Potentia, which first moved for Nitro last August and has accumulated a 19.8% interest in the company, believes the board is effectively trying to push through a deal with Alludo, a Canadian software provider owned by KKR, without giving due consideration to competing proposals.

The private equity firm submitted a complaint to the panel earlier this month, calling for the Alludo process to be terminated – various aspects of the deal were questioned – or at least for it to be granted proper due diligence access. Alludo countered with criticism of Potentia’s proposal. Ultimately, the panel declined to act. Potentia called for a review of the decision this week.

The situation is reminiscent of BGH Capital’s pursuit of fertility care business Virtus Health last year. The company agreed to a competing offer from CapVest Partners and BGH called on the panel to intervene twice, once successfully and once unsuccessfully. BGH’s 19.99% stake in Virtus enabled it to block certain rival proposals, and it won the deal after CapVest lost patience and walked away.
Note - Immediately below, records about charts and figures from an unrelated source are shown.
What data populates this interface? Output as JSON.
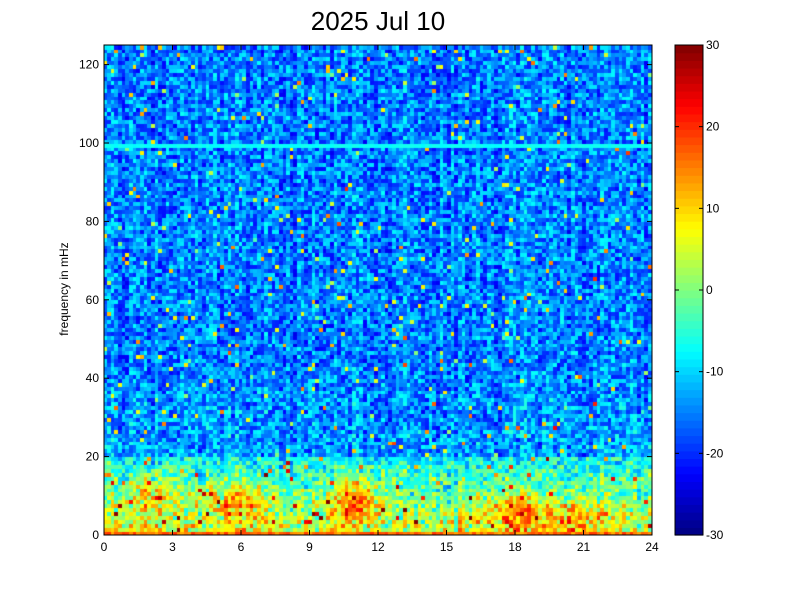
{
  "chart_data": {
    "type": "heatmap",
    "title": "2025 Jul 10",
    "xlabel": "",
    "ylabel": "frequency in mHz",
    "xlim": [
      0,
      24
    ],
    "ylim": [
      0,
      125
    ],
    "x_ticks": [
      0,
      3,
      6,
      9,
      12,
      15,
      18,
      21,
      24
    ],
    "y_ticks": [
      0,
      20,
      40,
      60,
      80,
      100,
      120
    ],
    "colorbar": {
      "colormap": "jet",
      "range": [
        -30,
        30
      ],
      "ticks": [
        -30,
        -20,
        -10,
        0,
        10,
        20,
        30
      ]
    },
    "grid": false,
    "features": {
      "background_level": -15,
      "horizontal_line": {
        "frequency": 99.5,
        "level": -7
      },
      "low_frequency_band": {
        "max_frequency": 20,
        "level": 8
      },
      "hot_spots": [
        {
          "x": 2.2,
          "y": 10,
          "level": 16
        },
        {
          "x": 5.9,
          "y": 8,
          "level": 20
        },
        {
          "x": 11.0,
          "y": 9,
          "level": 24
        },
        {
          "x": 18.2,
          "y": 6,
          "level": 20
        },
        {
          "x": 20.8,
          "y": 4,
          "level": 16
        }
      ]
    }
  }
}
Potentia’s initial bid for Nitro, submitted in partnership with HarbourVest Partners, was for AUD 1.58 per share and the company rejected it. Two months later, the private equity firm announced it would make an unsolicited off-market takeover bid of AUD 1.80 per share. This was also rejected. At the same time, Alludo arrived on the scene with an offer of AUD 2.00 per share.

Potentia returned in November, asking to engage with Nitro over a revised bid offer that would match or exceed the Alludo proposal. This was rebuffed as the Nitro board recommended that shareholders vote in favour of Alludo’s scheme of arrangement. Potentia then submitted an offer of AUD 2.00 per share and Alludo responded by upping its bid to AUD 2.15 per share.
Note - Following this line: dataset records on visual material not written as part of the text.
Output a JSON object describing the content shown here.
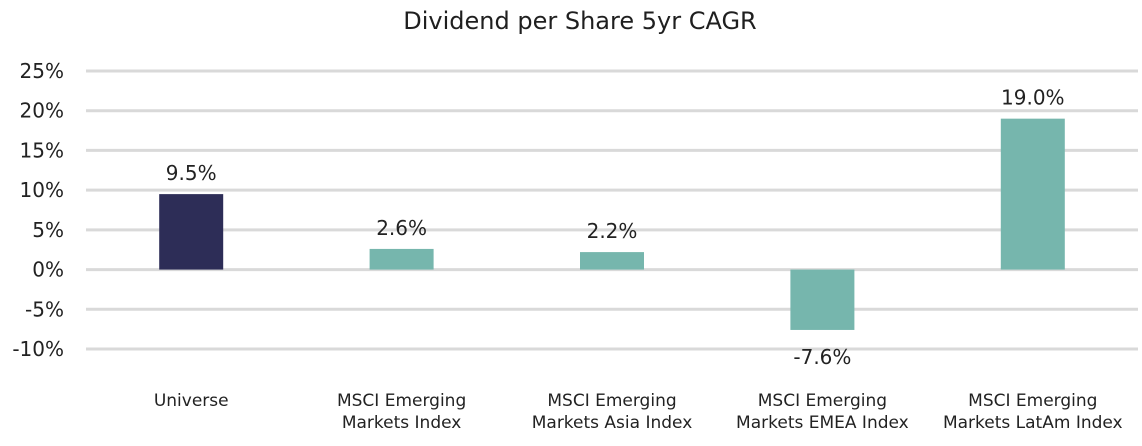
{
  "chart_data": {
    "type": "bar",
    "title": "Dividend per Share 5yr CAGR",
    "categories": [
      [
        "Universe"
      ],
      [
        "MSCI Emerging",
        "Markets Index"
      ],
      [
        "MSCI Emerging",
        "Markets Asia Index"
      ],
      [
        "MSCI Emerging",
        "Markets EMEA Index"
      ],
      [
        "MSCI Emerging",
        "Markets LatAm Index"
      ]
    ],
    "values": [
      9.5,
      2.6,
      2.2,
      -7.6,
      19.0
    ],
    "value_labels": [
      "9.5%",
      "2.6%",
      "2.2%",
      "-7.6%",
      "19.0%"
    ],
    "bar_colors": [
      "#2d2d57",
      "#76b6ad",
      "#76b6ad",
      "#76b6ad",
      "#76b6ad"
    ],
    "ylim": [
      -10,
      25
    ],
    "yticks": [
      25,
      20,
      15,
      10,
      5,
      0,
      -5,
      -10
    ],
    "ytick_labels": [
      "25%",
      "20%",
      "15%",
      "10%",
      "5%",
      "0%",
      "-5%",
      "-10%"
    ],
    "grid": true,
    "gridline_color": "#d9d9d9",
    "legend": "none",
    "xlabel": "",
    "ylabel": ""
  }
}
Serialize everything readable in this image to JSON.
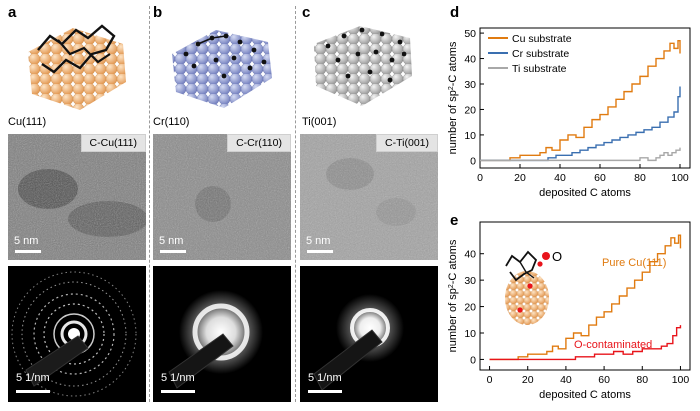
{
  "panels": {
    "a": {
      "letter": "a",
      "surface": "Cu(111)",
      "tem_label": "C-Cu(111)",
      "tem_scale": "5 nm",
      "saed_scale": "5 1/nm",
      "color": "#f3b87e"
    },
    "b": {
      "letter": "b",
      "surface": "Cr(110)",
      "tem_label": "C-Cr(110)",
      "tem_scale": "5 nm",
      "saed_scale": "5 1/nm",
      "color": "#8c97cf"
    },
    "c": {
      "letter": "c",
      "surface": "Ti(001)",
      "tem_label": "C-Ti(001)",
      "tem_scale": "5 nm",
      "saed_scale": "5 1/nm",
      "color": "#c4c4c4"
    },
    "d": {
      "letter": "d"
    },
    "e": {
      "letter": "e"
    }
  },
  "chart_data": [
    {
      "type": "line",
      "title": "",
      "xlabel": "deposited C atoms",
      "ylabel_parts": [
        "number of sp",
        "2",
        "-C atoms"
      ],
      "xlim": [
        0,
        105
      ],
      "ylim": [
        -3,
        52
      ],
      "xticks": [
        0,
        20,
        40,
        60,
        80,
        100
      ],
      "yticks": [
        0,
        10,
        20,
        30,
        40,
        50
      ],
      "legend_position": "top-left",
      "series": [
        {
          "name": "Cu substrate",
          "color": "#e07b10",
          "x": [
            0,
            15,
            20,
            25,
            30,
            33,
            36,
            40,
            44,
            48,
            52,
            56,
            60,
            64,
            68,
            72,
            76,
            80,
            84,
            88,
            92,
            95,
            97,
            99,
            100
          ],
          "y": [
            0,
            1,
            2,
            2,
            3,
            5,
            4,
            8,
            10,
            9,
            13,
            16,
            18,
            21,
            24,
            27,
            30,
            33,
            37,
            40,
            43,
            46,
            44,
            47,
            42
          ]
        },
        {
          "name": "Cr substrate",
          "color": "#3a6fb0",
          "x": [
            0,
            30,
            34,
            38,
            42,
            46,
            50,
            54,
            58,
            62,
            66,
            70,
            74,
            78,
            82,
            86,
            90,
            94,
            97,
            99,
            100
          ],
          "y": [
            0,
            0,
            1,
            2,
            2,
            3,
            4,
            5,
            6,
            7,
            8,
            9,
            10,
            11,
            12,
            13,
            15,
            17,
            19,
            25,
            29
          ]
        },
        {
          "name": "Ti substrate",
          "color": "#a8a8a8",
          "x": [
            0,
            60,
            70,
            76,
            80,
            84,
            88,
            90,
            92,
            94,
            96,
            98,
            100
          ],
          "y": [
            0,
            0,
            0,
            0,
            1,
            0,
            1,
            2,
            3,
            2,
            3,
            4,
            5
          ]
        }
      ]
    },
    {
      "type": "line",
      "title": "",
      "xlabel": "deposited C atoms",
      "ylabel_parts": [
        "number of sp",
        "2",
        "-C atoms"
      ],
      "xlim": [
        -5,
        105
      ],
      "ylim": [
        -4,
        52
      ],
      "xticks": [
        0,
        20,
        40,
        60,
        80,
        100
      ],
      "yticks": [
        0,
        10,
        20,
        30,
        40
      ],
      "annotations": {
        "inset_atom": "O"
      },
      "series": [
        {
          "name": "Pure Cu(111)",
          "color": "#e07b10",
          "x": [
            0,
            15,
            20,
            25,
            30,
            33,
            36,
            40,
            44,
            48,
            52,
            56,
            60,
            64,
            68,
            72,
            76,
            80,
            84,
            88,
            92,
            95,
            97,
            99,
            100
          ],
          "y": [
            0,
            1,
            2,
            2,
            3,
            5,
            4,
            8,
            10,
            9,
            13,
            16,
            18,
            21,
            24,
            27,
            30,
            33,
            37,
            40,
            43,
            46,
            44,
            47,
            42
          ]
        },
        {
          "name": "O-contaminated",
          "color": "#e8141b",
          "x": [
            0,
            20,
            30,
            40,
            45,
            50,
            55,
            60,
            65,
            70,
            75,
            80,
            85,
            90,
            93,
            96,
            98,
            100
          ],
          "y": [
            0,
            0,
            0,
            0,
            1,
            1,
            2,
            2,
            3,
            2,
            3,
            4,
            4,
            5,
            6,
            9,
            12,
            13
          ]
        }
      ]
    }
  ]
}
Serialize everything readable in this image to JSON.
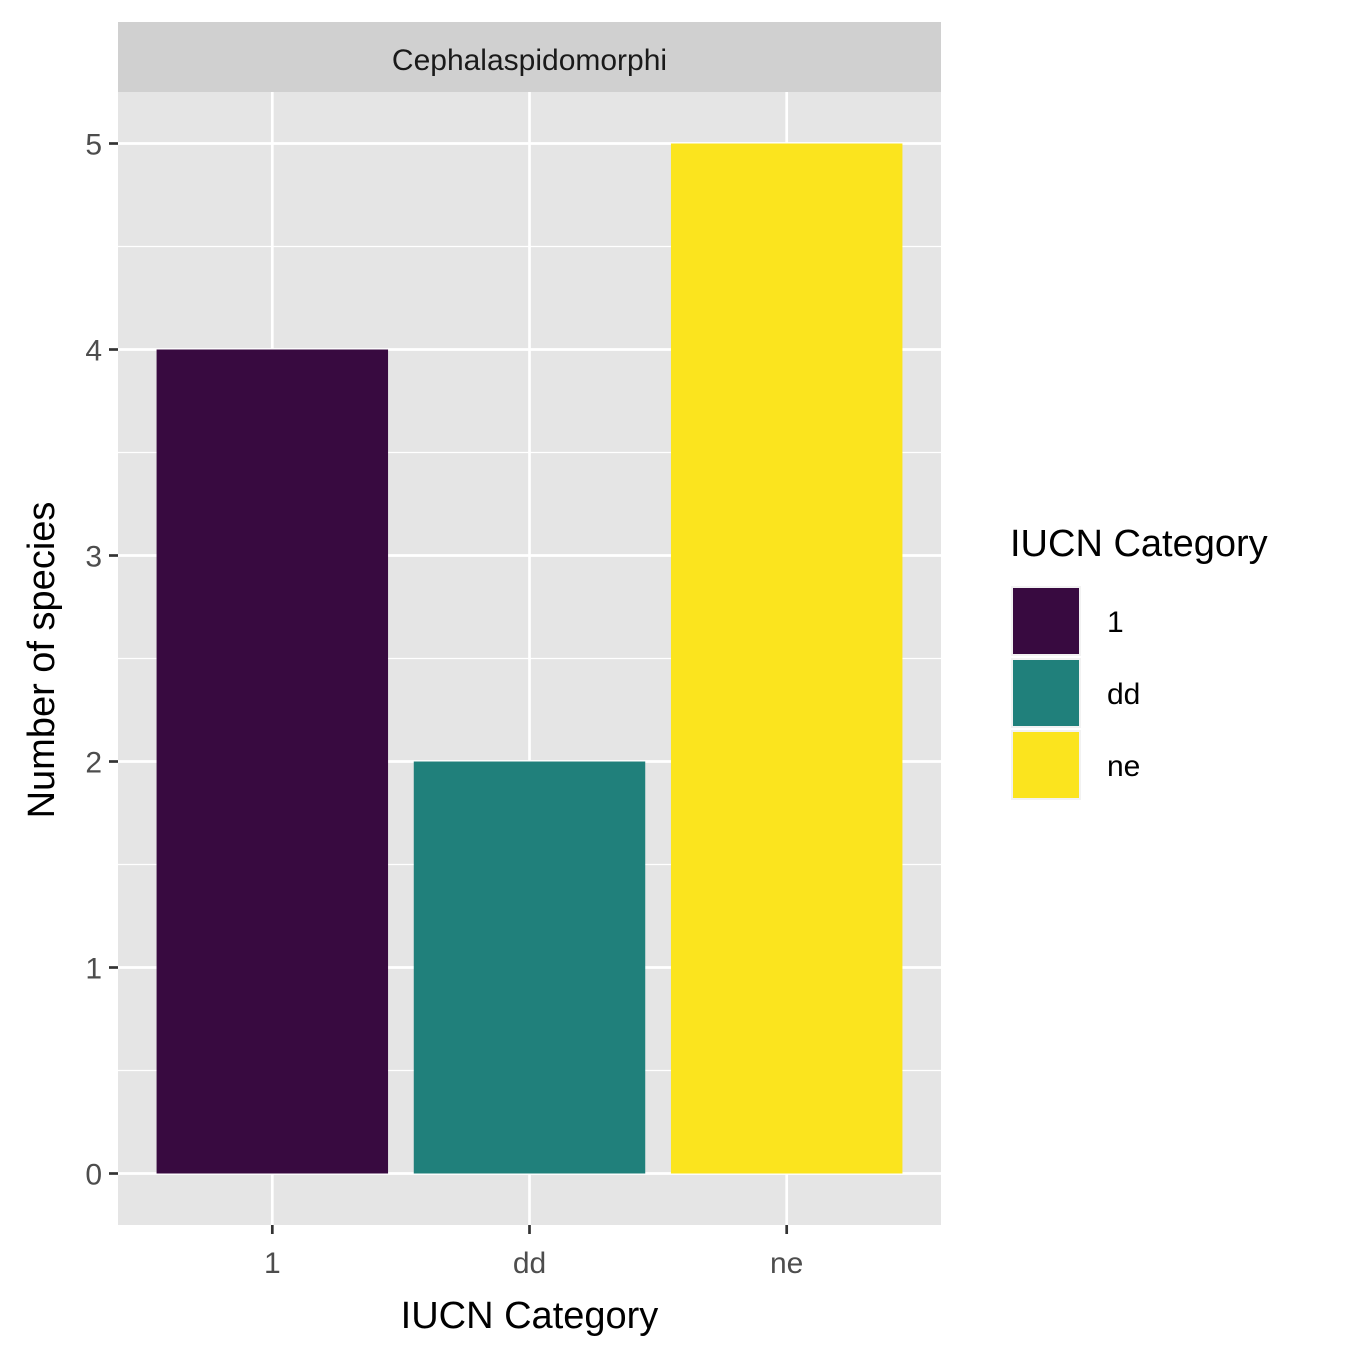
{
  "chart_data": {
    "type": "bar",
    "facet": "Cephalaspidomorphi",
    "categories": [
      "1",
      "dd",
      "ne"
    ],
    "values": [
      4,
      2,
      5
    ],
    "colors": [
      "#380A40",
      "#20807B",
      "#FBE41E"
    ],
    "xlabel": "IUCN Category",
    "ylabel": "Number of species",
    "ylim": [
      -0.25,
      5.25
    ],
    "yticks": [
      "0",
      "1",
      "2",
      "3",
      "4",
      "5"
    ],
    "grid": true,
    "legend": {
      "title": "IUCN Category",
      "placement": "right",
      "entries": [
        "1",
        "dd",
        "ne"
      ]
    }
  },
  "colors": {
    "panel_background": "#E5E5E5",
    "strip_background": "#D0D0D0",
    "grid": "#FFFFFF"
  }
}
This price bump was conditional on Nitro confirming that it would not grant due diligence access to Potentia, and it was accompanied by a structural tweak: a choice between a 100% sale through a scheme of arrangement or an off-market takeover that would give Alludo at least 50.1%. The latter would allow the acquisition to proceed even if Potentia, with its 19.8% holding, resisted.

The private equity firm, in turn, came back with a revised offer of its own: an all-cash offer of AUD 2.00 per share; an all-scrip sale comprising 70% equity in the acquisition vehicle and 30% preference shares that could be redeemed against the acquisition vehicle; or a cash-and-scrip sale with an even split between the two. It was once again rebuffed.

Nitro claims to be one of only two software companies globally with a proven enterprise-grade software-as-a-service (SaaS) PDF productivity and e-signing platform. It has more than 2.8m licensed users and over 13,000 business customers in 155 countries. Customers include two-thirds of the Fortune 500.

Revenue reached USD 50.9m in 2021, up from USD 21.2m a year earlier, while the subscription share of overall revenue increased from 53% to 66%. EBITDA remained negative, widening from USD 6m to USD 18.6m, while a net loss increased from USD 7.5m to USD 21.7m. Annual recurring revenue rose from USD 28.5m to USD 40.1m, with a gross margin of 92%.

The company’s stock has gained more than 90% since Potentia first expressed interest in the asset. It closed on January 25 at AUD 2.17, which translates into a market capitalisation of around AUD 532m.